Opinion
46409.
ARGUED SEPTEMBER 13, 1971.
DECIDED NOVEMBER 8, 1971.
Declaratory judgment. Fulton Superior Court. Before Judge Williams.
Poole, Pearce Cooper, William F. Lozier, for appellant.
Parks Eisenberg, David S. Eisenberg, for appellees.
The appellees leased a portion of a two-level building. The building was constructed in such a manner that there were parking areas in the front and a driveway on the side of the building leading to an elevated rear area of the building which was a paved parking lot. There were several lower level tenants and one other tenant on the upper level.
Appellees filed a complaint contending that a controversy existed between them and appellant regarding the use of an upper level parking area and praying that the court declare that the parking area in dispute is not subject to control or interference by appellant (lessor) or to use by any of the lower level tenants. Appellant filed an answer stating the lease was prepared by appellees and answering each paragraph of the complaint.
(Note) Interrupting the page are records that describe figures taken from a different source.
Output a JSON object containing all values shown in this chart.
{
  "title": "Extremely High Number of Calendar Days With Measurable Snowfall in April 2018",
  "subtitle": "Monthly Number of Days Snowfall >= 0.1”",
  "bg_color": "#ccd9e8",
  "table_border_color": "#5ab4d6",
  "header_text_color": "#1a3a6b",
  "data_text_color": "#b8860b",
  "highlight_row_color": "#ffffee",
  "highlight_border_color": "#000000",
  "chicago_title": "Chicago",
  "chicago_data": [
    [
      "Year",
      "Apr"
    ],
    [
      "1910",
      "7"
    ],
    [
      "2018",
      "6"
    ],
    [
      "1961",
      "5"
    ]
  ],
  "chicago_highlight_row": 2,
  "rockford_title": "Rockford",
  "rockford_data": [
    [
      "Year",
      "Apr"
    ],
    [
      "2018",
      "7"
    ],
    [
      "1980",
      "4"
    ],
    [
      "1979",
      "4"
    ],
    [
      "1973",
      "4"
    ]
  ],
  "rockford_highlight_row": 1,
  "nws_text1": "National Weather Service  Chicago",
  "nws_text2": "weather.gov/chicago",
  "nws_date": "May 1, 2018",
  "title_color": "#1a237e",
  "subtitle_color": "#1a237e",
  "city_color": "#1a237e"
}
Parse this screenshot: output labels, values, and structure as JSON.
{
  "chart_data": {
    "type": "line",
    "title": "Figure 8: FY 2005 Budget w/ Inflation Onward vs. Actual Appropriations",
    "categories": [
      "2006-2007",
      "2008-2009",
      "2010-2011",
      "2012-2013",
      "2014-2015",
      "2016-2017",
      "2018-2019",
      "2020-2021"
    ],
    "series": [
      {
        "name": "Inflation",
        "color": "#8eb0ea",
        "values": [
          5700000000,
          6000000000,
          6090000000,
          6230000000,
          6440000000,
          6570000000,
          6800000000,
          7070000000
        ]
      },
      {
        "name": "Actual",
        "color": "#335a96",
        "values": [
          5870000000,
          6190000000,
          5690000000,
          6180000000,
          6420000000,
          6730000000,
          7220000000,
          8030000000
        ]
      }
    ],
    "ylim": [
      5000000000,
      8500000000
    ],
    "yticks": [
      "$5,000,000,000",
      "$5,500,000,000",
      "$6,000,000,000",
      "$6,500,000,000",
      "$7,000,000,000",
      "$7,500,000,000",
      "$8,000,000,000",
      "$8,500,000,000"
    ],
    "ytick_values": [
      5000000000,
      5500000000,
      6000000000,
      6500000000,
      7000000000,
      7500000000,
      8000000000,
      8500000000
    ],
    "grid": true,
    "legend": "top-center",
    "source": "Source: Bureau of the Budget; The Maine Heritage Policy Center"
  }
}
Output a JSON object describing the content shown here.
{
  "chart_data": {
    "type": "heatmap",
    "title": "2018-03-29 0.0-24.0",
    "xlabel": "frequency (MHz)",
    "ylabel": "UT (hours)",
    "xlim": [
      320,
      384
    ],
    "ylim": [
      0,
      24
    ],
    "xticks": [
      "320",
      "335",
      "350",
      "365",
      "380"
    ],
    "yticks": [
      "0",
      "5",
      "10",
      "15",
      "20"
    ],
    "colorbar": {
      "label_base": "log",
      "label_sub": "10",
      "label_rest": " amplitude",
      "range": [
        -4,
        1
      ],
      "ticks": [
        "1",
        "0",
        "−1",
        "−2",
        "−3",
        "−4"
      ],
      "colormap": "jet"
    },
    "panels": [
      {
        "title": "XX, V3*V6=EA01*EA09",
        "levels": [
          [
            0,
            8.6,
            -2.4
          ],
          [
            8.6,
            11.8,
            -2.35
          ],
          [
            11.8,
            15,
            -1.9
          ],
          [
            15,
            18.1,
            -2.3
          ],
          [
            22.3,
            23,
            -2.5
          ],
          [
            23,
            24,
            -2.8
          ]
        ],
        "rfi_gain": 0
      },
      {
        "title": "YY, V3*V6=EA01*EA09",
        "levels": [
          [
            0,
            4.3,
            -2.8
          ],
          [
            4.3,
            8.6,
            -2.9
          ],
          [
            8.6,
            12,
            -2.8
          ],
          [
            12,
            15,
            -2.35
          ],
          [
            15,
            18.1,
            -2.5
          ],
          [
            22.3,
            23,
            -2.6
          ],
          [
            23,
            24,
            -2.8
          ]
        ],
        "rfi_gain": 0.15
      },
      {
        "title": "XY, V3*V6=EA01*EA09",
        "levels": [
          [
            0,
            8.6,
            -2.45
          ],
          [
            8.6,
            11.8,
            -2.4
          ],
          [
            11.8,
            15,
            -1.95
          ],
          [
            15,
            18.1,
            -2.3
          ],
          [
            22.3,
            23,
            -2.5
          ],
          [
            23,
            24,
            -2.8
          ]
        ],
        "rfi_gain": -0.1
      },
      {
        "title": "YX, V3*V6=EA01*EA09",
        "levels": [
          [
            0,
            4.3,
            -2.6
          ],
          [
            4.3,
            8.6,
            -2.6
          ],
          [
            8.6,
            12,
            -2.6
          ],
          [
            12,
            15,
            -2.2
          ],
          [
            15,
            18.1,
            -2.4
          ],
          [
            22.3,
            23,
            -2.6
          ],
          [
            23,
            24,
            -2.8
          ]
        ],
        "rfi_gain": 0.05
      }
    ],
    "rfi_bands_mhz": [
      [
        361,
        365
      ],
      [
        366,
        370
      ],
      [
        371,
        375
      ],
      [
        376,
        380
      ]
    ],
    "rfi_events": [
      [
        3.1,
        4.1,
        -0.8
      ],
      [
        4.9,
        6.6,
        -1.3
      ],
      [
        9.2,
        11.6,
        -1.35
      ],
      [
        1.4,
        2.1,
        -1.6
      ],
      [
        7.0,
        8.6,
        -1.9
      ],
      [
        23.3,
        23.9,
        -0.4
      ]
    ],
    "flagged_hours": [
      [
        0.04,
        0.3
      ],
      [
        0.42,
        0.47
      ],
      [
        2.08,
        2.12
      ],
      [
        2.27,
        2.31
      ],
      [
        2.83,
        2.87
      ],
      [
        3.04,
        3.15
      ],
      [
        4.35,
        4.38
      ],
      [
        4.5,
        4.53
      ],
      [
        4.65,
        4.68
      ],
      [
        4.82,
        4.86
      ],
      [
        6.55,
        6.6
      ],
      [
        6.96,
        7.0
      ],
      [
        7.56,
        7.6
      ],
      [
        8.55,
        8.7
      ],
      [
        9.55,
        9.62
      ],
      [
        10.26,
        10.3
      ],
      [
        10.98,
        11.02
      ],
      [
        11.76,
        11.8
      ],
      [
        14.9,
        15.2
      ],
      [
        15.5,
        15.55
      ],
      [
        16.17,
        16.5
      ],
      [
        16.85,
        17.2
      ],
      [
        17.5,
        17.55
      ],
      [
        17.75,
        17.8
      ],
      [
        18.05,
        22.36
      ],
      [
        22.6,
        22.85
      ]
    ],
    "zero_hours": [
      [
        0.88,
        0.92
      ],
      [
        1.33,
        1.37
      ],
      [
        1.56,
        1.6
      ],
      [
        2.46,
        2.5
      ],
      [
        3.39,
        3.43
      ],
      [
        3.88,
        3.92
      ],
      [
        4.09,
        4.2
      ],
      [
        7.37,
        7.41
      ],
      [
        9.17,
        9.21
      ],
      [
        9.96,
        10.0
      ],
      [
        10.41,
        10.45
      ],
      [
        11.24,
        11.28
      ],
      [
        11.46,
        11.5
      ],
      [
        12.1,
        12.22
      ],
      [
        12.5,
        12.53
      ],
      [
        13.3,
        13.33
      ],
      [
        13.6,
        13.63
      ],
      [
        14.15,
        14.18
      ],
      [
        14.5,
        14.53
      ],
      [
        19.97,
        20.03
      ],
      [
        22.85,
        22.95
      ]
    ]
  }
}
When the case came on for hearing, the court with consent of the parties treated the hearing as a motion for summary judgment, and construed the lease provision as to parking to mean that the upper-level parking area is under the exclusive use and control of the upper level tenants. Held:
The lease provided in part: "1. The lessor, for and in consideration of the rents, covenants, agreements, and stipulations hereinafter mentioned, reserved, and contained, to be paid, kept and performed by the lessee, has leased and rented, and by these presents does lease and rent, unto the said lessee, and said lessee hereby agrees to lease and take upon the terms and conditions which hereinafter appear, the following described property (hereinafter called premises), to wit: #285 Hammond Drive, N.E., Atlanta. Being the eastern portion of the upper level of building including all of the area not now under lease to others. Including joint use of all upper level parking area with other upper level tenants."
The issue of law is whether the provision in the lease "including joint use of all upper level parking area with other upper level tenants," means that upper level tenants have the exclusive right to use and control of the upper level parking area.
The lease describes the property leased as the premises. "While the term `premises' has varying meanings, which usually must be determined by the context but, yet, when used in a lease of realty without qualifying words, it has been held by the weight of authority to mean land and buildings, lands and tenements, land and its appurtenances, etc." Deich v. Reeves, 203 Ga. 596, 599 ( 48 S.E.2d 373).
Code § 20-702 provides: "The cardinal rule of construction is to ascertain the intention of the parties. If that intention be clear, and it contravenes no rule of law, and sufficient words be used to arrive at the intention, it shall be enforced, irrespective of all technical or arbitrary rules of construction."
It is clear that it was the intent of the parties that the upper level tenants were to have the exclusive use and control of the upper level parking. Had the lessor intended differently the lease should have stated that all tenants would have a joint use of the parking area.
The granting of the summary judgment was not error.
Judgment affirmed. Jordan, P. J., and Evans, J., concur.